Taking advantage of advertising on wearable devices allows a business to offer on-the-spot coupons and customer service and gain insight into a consumer’s habits and preferences.
A 2013 Gallup survey revealed that 35% of consumers’ purchasing decisions were influenced somewhat or greatly by social media. In a 2013 study by Vision Critical, 43% of social media users claimed they purchased a product after sharing it or liking it on Pinterest, Facebook, or Twitter.
Local advertisers and businesses should make sure their social media presence is consistent, engaging, and promotes its products and services. Doing so can tangibly drive sales and influence consumer behavior.
Personal digital assistants such as a Siri, Google Now, or Cortana have increasingly impacted consumer behavior; Thrive Analytics’ 2014 report, Is the Personal Assistant the Successor to Search?, indicates that 56% of smartphone owners have used a digital assistant to search for local information. Furthermore, 64% of users use such a service weekly, with over 50% of uses occurring while users are “on-the-go.”
Businesses should invest resources to make sure they are available and searchable by all personal digital assistant service
Consumers have more and more “smart” devices – phones, glasses, cars, watches, textiles and even drones. Trends indicate that consumers will expect such devices to work together to improve their lives.
It’s imperative that local advertisers begin thinking about how various smart devices and products will impact their businesses and clients and how ads can adapt and lead the consumer through a path to purchase across devices.
There are now a range of companies that offer operational services to small and medium businesses. These companies assist with scheduling appointments, payments, invoices and CRM activities.
Examples include Open Table, Swipely, Yelp platform, Pingup, and Square appointments.

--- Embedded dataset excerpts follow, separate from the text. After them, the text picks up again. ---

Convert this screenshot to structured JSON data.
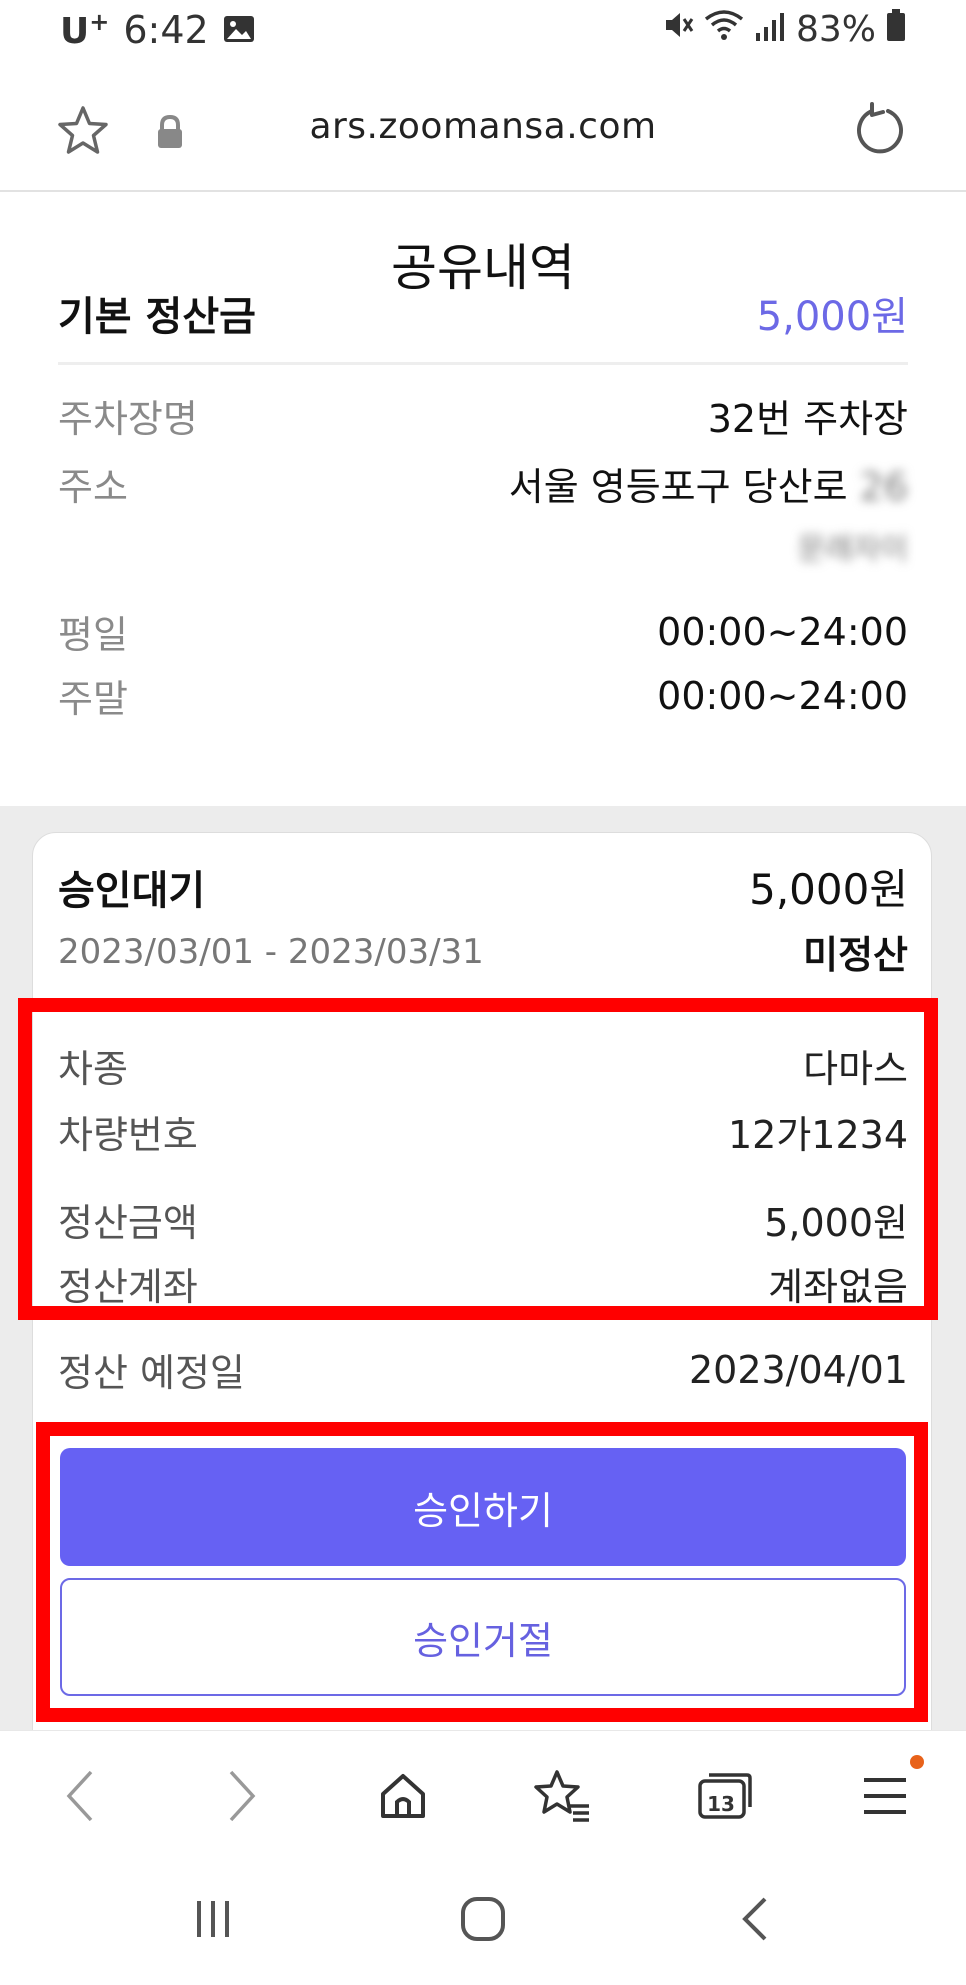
{
  "status_bar": {
    "carrier": "U",
    "carrier_sup": "+",
    "time": "6:42",
    "battery": "83%"
  },
  "browser": {
    "url": "ars.zoomansa.com",
    "tab_count": "13"
  },
  "page": {
    "title": "공유내역",
    "basic_fee_label": "기본 정산금",
    "basic_fee_value": "5,000원",
    "info": {
      "lot_name_label": "주차장명",
      "lot_name_value": "32번 주차장",
      "address_label": "주소",
      "address_value": "서울 영등포구 당산로",
      "address_number_blurred": "26",
      "address_detail_blurred": "문래자이",
      "weekday_label": "평일",
      "weekday_value": "00:00~24:00",
      "weekend_label": "주말",
      "weekend_value": "00:00~24:00"
    }
  },
  "card": {
    "status": "승인대기",
    "amount": "5,000원",
    "period": "2023/03/01 - 2023/03/31",
    "settlement_state": "미정산",
    "details": {
      "car_model_label": "차종",
      "car_model_value": "다마스",
      "plate_label": "차량번호",
      "plate_value": "12가1234",
      "settle_amount_label": "정산금액",
      "settle_amount_value": "5,000원",
      "settle_account_label": "정산계좌",
      "settle_account_value": "계좌없음",
      "settle_date_label": "정산 예정일",
      "settle_date_value": "2023/04/01"
    },
    "approve_label": "승인하기",
    "reject_label": "승인거절"
  },
  "colors": {
    "accent": "#6661f3",
    "highlight_box": "#ff0000",
    "notification_dot": "#e8621a"
  }
}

Consider using one or more of these services to create operational improvements, trigger consumer action and decrease costs across your business.
A whole range of companies has sprung up to capitalize on an excess of resources, disrupting current models of allocating such resources.
For example, Airbnb allows consumers to rent out their homes and apartments while they are on vacation or out of town on business. Other success stories include Uber and Kickstarter.
It’s worth noting that there have been many failures in addition to the successes. But these sites will continue to be popular amongst consumers, and it’s useful to take time to see how they can impact your business.